I keep saying this is for ppl who have military issues, but it's so true of those who don't. I have a friend who has had ALL the signs of "regular" ptsd for over 10 years now, and I can apply everything I've learned and said to them as well, and can't believe it didn't hit me awhile ago. I couldn't push him either with messages of support when he didn't want it, and still can't.

Sigh. Even when life is trying to prepare you, sometimes we STILL just don't put 2 and 2 together.
 
Huaaaaa I think did what you did Army_Brat_88. I flooded him with text since he didn't pick up the phone, now I cant contact him completely, his number isn't active anymore and when I come to his place he wast there and no one can tell me where he is or when he will come back...its been a month and 4 days now...hiks hiks. I was new to PTSD and didnt know that what I did was tot wrong. Now I read on many thread on this forum and what I did are all wrong :(
 
Join a boxing class. Take bike trips. Start listening to audio books. Take up knitting. Do whatever you have to to keep your hands off that cell phone.

When a carer's mind is in an agony of hope, seconds stretch into daaaaaays.
My sufferer has told me that he loses days sometimes in seconds.

Our ideas of time and their ideas of time are not one for one.

I am dead serious; get a distracting hobby. Sitting in your room staring bug-eyed at the phone will send you to the nut house.
 
I'm sorry V. :( I'm trying to prevent that for others by sharing my story - you will help others too with yours. I wish I would have known in the beginning too, and want others to know what not to do. I try to not do it meanly, but need to write it so that others can say "Jeez, ok, it's NOT me, it's them, so I need to just sit tight regardless of how much I don't want to".

Many of us have done damage we can't fix, others may be on that path. But we are all here to learn from each other.
 
Our ideas of time and their ideas of time are not one for one.
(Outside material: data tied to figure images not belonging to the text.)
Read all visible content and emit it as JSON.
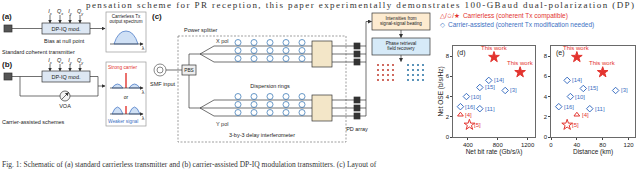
{
  "page": {
    "top_text": "pensation scheme for PR reception, this paper experimentally demonstrates 100-GBaud dual-polarization (DP)",
    "caption": "Fig. 1: Schematic of (a) standard carrierless transmitter and (b) carrier-assisted DP-IQ modulation transmitters. (c) Layout of"
  },
  "figure": {
    "panel_a": {
      "label": "(a)",
      "title": "Standard coherent transmitter",
      "inputs": [
        {
          "base": "I",
          "sub": "x"
        },
        {
          "base": "Q",
          "sub": "x"
        },
        {
          "base": "I",
          "sub": "y"
        },
        {
          "base": "Q",
          "sub": "y"
        }
      ],
      "modulator": "DP-IQ mod.",
      "bias": "Bias at null point",
      "spectrum": [
        "Carrierless Tx",
        "output spectrum"
      ],
      "axis": "λ"
    },
    "panel_b": {
      "label": "(b)",
      "title": "Carrier-assisted schemes",
      "inputs": [
        {
          "base": "I",
          "sub": "x"
        },
        {
          "base": "Q",
          "sub": "x"
        },
        {
          "base": "I",
          "sub": "y"
        },
        {
          "base": "Q",
          "sub": "y"
        }
      ],
      "modulator": "DP-IQ mod.",
      "attenuator": "VOA",
      "strong": "Strong carrier",
      "or": "or",
      "weak": "Weaker signal",
      "axis": "λ"
    },
    "panel_c": {
      "label": "(c)",
      "input": "SMF input",
      "pbs": "PBS",
      "splitter": "Power splitter",
      "xpol": "X pol",
      "ypol": "Y pol",
      "rings": "Dispersion rings",
      "interferometer": "3-by-3 delay interferometer",
      "pd": "PD array",
      "intensities": [
        "Intensities from",
        "signal-signal beating"
      ],
      "recovery": [
        "Phase retrieval",
        "field recovery"
      ]
    },
    "legend_items": [
      {
        "symbols": "△/✩/★",
        "text": "Carrierless (coherent Tx compatible)",
        "color": "#e3342f"
      },
      {
        "symbols": "◇",
        "text": "Carrier-assisted (coherent Tx modification needed)",
        "color": "#3b6fc2"
      }
    ]
  },
  "chart_data": [
    {
      "type": "scatter",
      "title": "(d)",
      "x_label": "Net bit rate (Gb/s/λ)",
      "y_label": "Net OSE (b/s/Hz)",
      "xlim": [
        200,
        1300
      ],
      "xticks": [
        400,
        800,
        1200
      ],
      "ylim": [
        0,
        9
      ],
      "yticks": [
        0,
        2,
        4,
        6,
        8
      ],
      "grid": false,
      "series": [
        {
          "color": "#e3342f",
          "marker": "star",
          "points": [
            {
              "x": 750,
              "y": 7.9,
              "label": "This work"
            },
            {
              "x": 1100,
              "y": 6.4,
              "label": "This work"
            }
          ]
        },
        {
          "color": "#e3342f",
          "marker": "triangle-up-open",
          "points": [
            {
              "x": 300,
              "y": 2.2,
              "label": "[4]"
            }
          ]
        },
        {
          "color": "#e3342f",
          "marker": "star-open",
          "points": [
            {
              "x": 420,
              "y": 1.2,
              "label": "[5]"
            }
          ]
        },
        {
          "color": "#3b6fc2",
          "marker": "diamond-open",
          "points": [
            {
              "x": 900,
              "y": 4.6,
              "label": "[3]"
            },
            {
              "x": 680,
              "y": 5.6,
              "label": "[14]"
            },
            {
              "x": 560,
              "y": 4.9,
              "label": "[15]"
            },
            {
              "x": 380,
              "y": 4.0,
              "label": "[10]"
            },
            {
              "x": 560,
              "y": 2.8,
              "label": "[11]"
            },
            {
              "x": 300,
              "y": 3.0,
              "label": "[16]"
            }
          ]
        }
      ]
    },
    {
      "type": "scatter",
      "title": "(e)",
      "x_label": "Distance (km)",
      "xlim": [
        0,
        130
      ],
      "xticks": [
        0,
        40,
        80,
        120
      ],
      "ylim": [
        0,
        9
      ],
      "yticks": [
        0,
        2,
        4,
        6,
        8
      ],
      "grid": false,
      "series": [
        {
          "color": "#e3342f",
          "marker": "star",
          "points": [
            {
              "x": 40,
              "y": 7.9,
              "label": "This work"
            },
            {
              "x": 80,
              "y": 6.4,
              "label": "This work"
            }
          ]
        },
        {
          "color": "#e3342f",
          "marker": "triangle-up-open",
          "points": [
            {
              "x": 40,
              "y": 2.2,
              "label": "[4]"
            }
          ]
        },
        {
          "color": "#e3342f",
          "marker": "star-open",
          "points": [
            {
              "x": 25,
              "y": 1.2,
              "label": "[5]"
            }
          ]
        },
        {
          "color": "#3b6fc2",
          "marker": "diamond-open",
          "points": [
            {
              "x": 100,
              "y": 4.6,
              "label": "[3]"
            },
            {
              "x": 25,
              "y": 5.6,
              "label": "[14]"
            },
            {
              "x": 50,
              "y": 4.8,
              "label": "[15]"
            },
            {
              "x": 30,
              "y": 4.0,
              "label": "[10]"
            },
            {
              "x": 60,
              "y": 2.8,
              "label": "[11]"
            },
            {
              "x": 12,
              "y": 3.0,
              "label": "[16]"
            }
          ]
        }
      ]
    }
  ]
}
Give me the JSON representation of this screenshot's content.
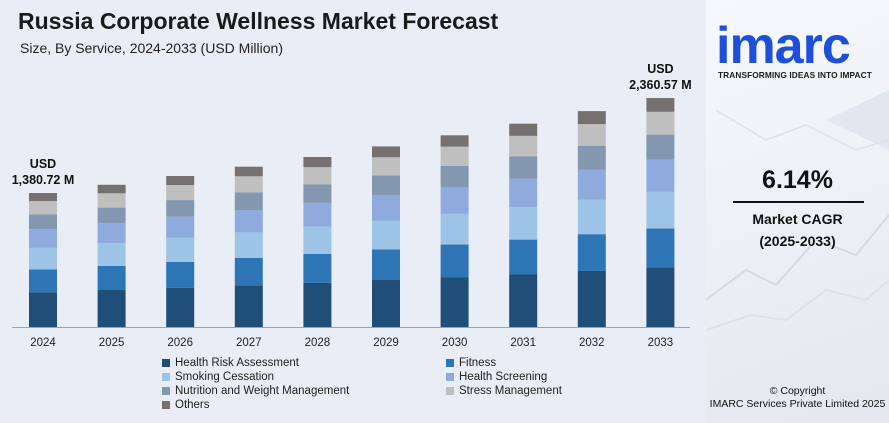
{
  "header": {
    "title": "Russia Corporate Wellness Market Forecast",
    "subtitle": "Size, By Service, 2024-2033 (USD Million)"
  },
  "annotations": {
    "start_unit": "USD",
    "start_value": "1,380.72 M",
    "end_unit": "USD",
    "end_value": "2,360.57 M"
  },
  "sidebar": {
    "logo_text": "imarc",
    "logo_tagline": "TRANSFORMING IDEAS INTO IMPACT",
    "cagr_value": "6.14%",
    "cagr_label": "Market CAGR",
    "cagr_period": "(2025-2033)",
    "copyright_line1": "© Copyright",
    "copyright_line2": "IMARC Services Private Limited 2025"
  },
  "chart_data": {
    "type": "bar",
    "stacked": true,
    "title": "Russia Corporate Wellness Market Forecast",
    "subtitle": "Size, By Service, 2024-2033 (USD Million)",
    "categories": [
      "2024",
      "2025",
      "2026",
      "2027",
      "2028",
      "2029",
      "2030",
      "2031",
      "2032",
      "2033"
    ],
    "totals": [
      1380.72,
      1466,
      1556,
      1652,
      1753,
      1861,
      1975,
      2096,
      2225,
      2360.57
    ],
    "series": [
      {
        "name": "Health Risk Assessment",
        "color": "#1f4e79",
        "values": [
          359,
          381,
          405,
          430,
          456,
          484,
          514,
          545,
          579,
          614
        ]
      },
      {
        "name": "Fitness",
        "color": "#2e75b6",
        "values": [
          235,
          249,
          265,
          281,
          298,
          316,
          336,
          356,
          378,
          401
        ]
      },
      {
        "name": "Smoking Cessation",
        "color": "#9dc3e6",
        "values": [
          221,
          235,
          249,
          264,
          280,
          298,
          316,
          335,
          356,
          378
        ]
      },
      {
        "name": "Health Screening",
        "color": "#8faadc",
        "values": [
          193,
          205,
          218,
          231,
          245,
          261,
          277,
          293,
          311,
          330
        ]
      },
      {
        "name": "Nutrition and Weight Management",
        "color": "#8497b0",
        "values": [
          152,
          161,
          171,
          182,
          193,
          205,
          217,
          231,
          245,
          260
        ]
      },
      {
        "name": "Stress Management",
        "color": "#bfbfbf",
        "values": [
          138,
          147,
          156,
          165,
          175,
          186,
          198,
          210,
          223,
          236
        ]
      },
      {
        "name": "Others",
        "color": "#767171",
        "values": [
          83,
          88,
          93,
          99,
          105,
          112,
          118,
          126,
          134,
          142
        ]
      }
    ],
    "legend_position": "bottom",
    "grid": false
  }
}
Sigh. That's stated in the Good Book too, again, you'd think I could apply that to this situation. But that's where it gets frustrating. Those of us who don't suffer from it look at the calendar and go "Holy hell! Another week's gone by!" Then we say "Holy hell! Another MONTH has gone by". Then our "normal" brains freak out.
 
I keep saying this is for ppl who have military issues, but it's so true of those who don't.

The year I lost to trauma and catastrophic weight loss and suicide watches took about 3 days, as far as I remember. That year simply did not exist. I wouldn't eat for a week and not notice. I can't even talk about it because I don't remember it. I did stop talking to a lot of people, though. I must have looked like hell - there are no family pics of me from that year. Haha. But yeah - I ignored people like it was my job.
 
Don't call, don't email, don't text....don't think that if you remind them that you love them, care for them, are waiting that it'll make booboos all better. It won't just magically snap inside their heads "Hey, they love me, I better rejoin the world and snap out of it!"

I think i just did something very similar with my now xgf without realizing until possibly to late that i did not really want to do what i was doing even though somewhere i did the part that probably tries to protect me even when there is nothing that needed to be.
I broke up with her about 6 months ago and cut all communication with her for about a month changed my phone number as well. This is causing so much trouble for me on top of the things i already struggle with daily.
 
Justin - if HER number is still the same, then perhaps you can at some point do what needs to be done so you can find closure to at least ONE thing. It might help you immensely.

<No need to quote the post above reply. Amethist>
 
Agree with Army Brat Justin. Don't beat yourself up on what you did, but if you feel she didn't deserve some of your treatment, my guess is she would welcome that acknowledgement even if it does not mean the two of you can start again. As one of the many supporters here who feel they have been cast aside from the relationship by the unfairness of ptsd, and end up feeling bewildered, and basically just saddened by their loss, I reckon she might also gain something if only a positive closure and recognition that this ptsd is to blame, not her, or you.